Se cuenta que
un emperador japonés sufría desde mucho tiempo una larga
enfermedad y que, a causa del humor cambiante que ésta le
producía, había desterrado a uno de sus más valientes
samurais a una isla llamada Oki.
Al enterarse
la hija delsamuray, llamada Tokoyo, una bella y valerosa
muchacha, decidió ir en busca de su padre.

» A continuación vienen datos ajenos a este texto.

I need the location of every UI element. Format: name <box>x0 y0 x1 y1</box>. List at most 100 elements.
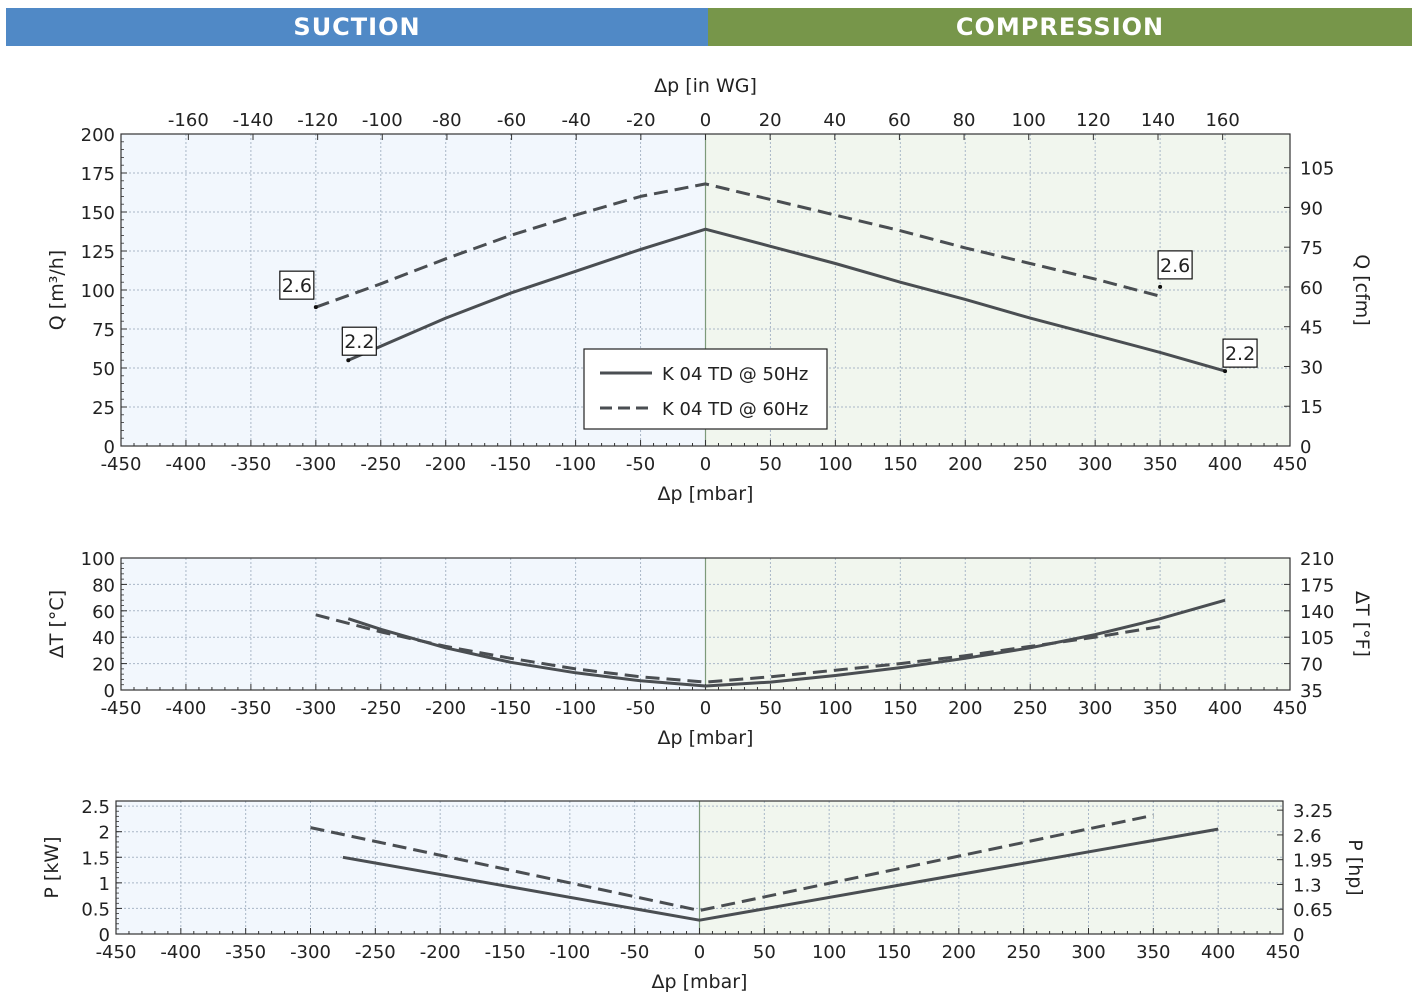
legend-label-60hz: K 04 TD @ 60Hz <box>662 399 808 420</box>
flow-annotation-box <box>1157 250 1193 280</box>
power-y-tick-label: 1 <box>99 874 110 895</box>
flow-x-tick-label: 150 <box>883 454 917 475</box>
suction-label: SUCTION <box>293 13 421 41</box>
power-x-axis-title: Δp [mbar] <box>652 971 748 993</box>
flow-y2-axis-title: Q [cfm] <box>1351 254 1373 325</box>
flow-y2-tick-label: 90 <box>1300 198 1323 219</box>
flow-series-60hz-line <box>315 182 1161 309</box>
temp-x-tick-label: 350 <box>1143 698 1177 719</box>
power-y2-axis-title: P [hp] <box>1344 839 1366 895</box>
temp-y-axis-title: ΔT [°C] <box>46 590 68 658</box>
power-x-tick-label: 450 <box>1266 942 1300 963</box>
flow-x2-tick-label: 160 <box>1205 110 1239 131</box>
temp-x-tick-label: 300 <box>1078 698 1112 719</box>
temp-y-tick-label: 80 <box>92 575 115 596</box>
flow-x-tick-label: -300 <box>295 454 336 475</box>
legend-label-50hz: K 04 TD @ 50Hz <box>662 364 808 385</box>
power-x-tick-label: -250 <box>355 942 396 963</box>
flow-x-tick-label: -250 <box>360 454 401 475</box>
flow-x-tick-label: 300 <box>1078 454 1112 475</box>
flow-x-tick-label: -200 <box>425 454 466 475</box>
temp-x-tick-label: 400 <box>1208 698 1242 719</box>
temp-x-tick-label: -100 <box>555 698 596 719</box>
flow-x2-tick-label: 20 <box>759 110 782 131</box>
flow-x2-tick-label: -120 <box>297 110 338 131</box>
flow-y-tick-label: 75 <box>92 320 115 341</box>
temp-y-tick-label: 100 <box>81 549 115 570</box>
flow-x2-tick-label: -160 <box>168 110 209 131</box>
temp-y2-tick-label: 35 <box>1300 681 1323 702</box>
flow-x2-tick-label: 60 <box>888 110 911 131</box>
flow-y2-tick-label: 15 <box>1300 397 1323 418</box>
flow-x-tick-label: -350 <box>230 454 271 475</box>
flow-x2-tick-label: 80 <box>953 110 976 131</box>
power-x-tick-label: -150 <box>485 942 526 963</box>
flow-annotation-label: 2.6 <box>1160 255 1190 277</box>
temp-y2-axis-title: ΔT [°F] <box>1351 591 1373 657</box>
temp-x-axis-title: Δp [mbar] <box>658 727 754 749</box>
power-y2-tick-label: 1.95 <box>1293 851 1333 872</box>
flow-y2-tick-label: 0 <box>1300 437 1311 458</box>
flow-y-tick-label: 25 <box>92 398 115 419</box>
flow-y2-tick-label: 45 <box>1300 318 1323 339</box>
flow-x-tick-label: -450 <box>101 454 142 475</box>
flow-x-tick-label: 100 <box>818 454 852 475</box>
power-x-tick-label: -450 <box>96 942 137 963</box>
flow-x2-tick-label: 140 <box>1141 110 1175 131</box>
flow-x2-tick-label: 120 <box>1076 110 1110 131</box>
flow-annotation-point <box>1223 369 1228 374</box>
flow-annotation-label: 2.6 <box>282 275 312 297</box>
flow-y-tick-label: 175 <box>81 164 115 185</box>
flow-annotation-point <box>1158 284 1163 289</box>
flow-x2-tick-label: -80 <box>432 110 461 131</box>
flow-x-tick-label: 400 <box>1208 454 1242 475</box>
power-y-tick-label: 1.5 <box>81 848 110 869</box>
temp-x-tick-label: -350 <box>230 698 271 719</box>
power-x-tick-label: -350 <box>225 942 266 963</box>
power-x-tick-label: 300 <box>1071 942 1105 963</box>
flow-x2-tick-label: -40 <box>562 110 591 131</box>
temp-y-tick-label: 60 <box>92 602 115 623</box>
compression-label: COMPRESSION <box>955 13 1165 41</box>
temp-y-tick-label: 20 <box>92 655 115 676</box>
flow-y-tick-label: 200 <box>81 125 115 146</box>
temp-x-tick-label: -450 <box>101 698 142 719</box>
power-y2-tick-label: 2.6 <box>1293 826 1322 847</box>
flow-y-axis-title: Q [m³/h] <box>46 250 68 330</box>
temp-series-60hz-line <box>315 613 1161 684</box>
flow-x2-tick-label: -100 <box>362 110 403 131</box>
power-y-tick-label: 0.5 <box>81 899 110 920</box>
temp-x-tick-label: 100 <box>818 698 852 719</box>
temp-x-tick-label: 200 <box>948 698 982 719</box>
power-x-tick-label: 400 <box>1201 942 1235 963</box>
power-y-tick-label: 2.5 <box>81 797 110 818</box>
power-x-tick-label: 150 <box>877 942 911 963</box>
flow-x2-axis-title: Δp [in WG] <box>654 75 757 97</box>
power-y2-tick-label: 0.65 <box>1293 900 1333 921</box>
power-x-tick-label: -200 <box>420 942 461 963</box>
power-x-tick-label: 350 <box>1136 942 1170 963</box>
power-x-tick-label: 50 <box>753 942 776 963</box>
flow-x2-tick-label: -60 <box>497 110 526 131</box>
flow-x-tick-label: -150 <box>490 454 531 475</box>
power-y-tick-label: 2 <box>99 823 110 844</box>
flow-x-tick-label: -50 <box>626 454 655 475</box>
temp-x-tick-label: -250 <box>360 698 401 719</box>
flow-x2-tick-label: -20 <box>626 110 655 131</box>
temp-x-tick-label: 0 <box>700 698 711 719</box>
temp-x-tick-label: -150 <box>490 698 531 719</box>
flow-annotation-point <box>313 305 318 310</box>
flow-x-tick-label: -100 <box>555 454 596 475</box>
power-x-tick-label: -100 <box>549 942 590 963</box>
temp-x-tick-label: 150 <box>883 698 917 719</box>
temp-x-tick-label: 450 <box>1273 698 1307 719</box>
flow-annotation-label: 2.2 <box>344 331 374 353</box>
temp-y-tick-label: 0 <box>104 681 115 702</box>
temp-x-tick-label: 250 <box>1013 698 1047 719</box>
power-y2-tick-label: 1.3 <box>1293 875 1322 896</box>
flow-y-tick-label: 100 <box>81 281 115 302</box>
flow-x-tick-label: 50 <box>759 454 782 475</box>
temp-y2-tick-label: 210 <box>1300 549 1334 570</box>
flow-y-tick-label: 150 <box>81 203 115 224</box>
temp-y2-tick-label: 105 <box>1300 628 1334 649</box>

Cuando llegó a la
cercanías de la isla ningún pescador la quiso acompañar, en
su barca, por el temor que tenían a un feroz dragón llamado
Yofune-Nushi
que vivía en las profundidades marinas cerca de los
acantilados. Pero ella robó una embarcación y remando llegó
hasta los acantilados, a los que ascendió y pasó allí la
noche.
Al día siguiente la despertaron unos lamentos y fue a averiguar su causa. Vió entonces que procedían de los padres de una muchacha que, le explicaron, estaba preparada con su mejor kimono para ser ofrecida al dragón marino, como exigía cada año. Entonces ella se vistió con el kimono de la muchacha y tomó su lugar. Y cuando el dragón apareció, lo mató.
Junto a la cueva donde vivía el dragón marino, encontró una estatua de madera con la imagen del emperador que había sido arrojada al mar para calmar al dragón tiempos atrás. Al sacarla del mar inmediatamente la enfermedad del emperador dejó de atormentarle y éste, al conocer la hazaña de Toyoko, perdonó a su padre que pudo volver del exilio junto con su valiente hija.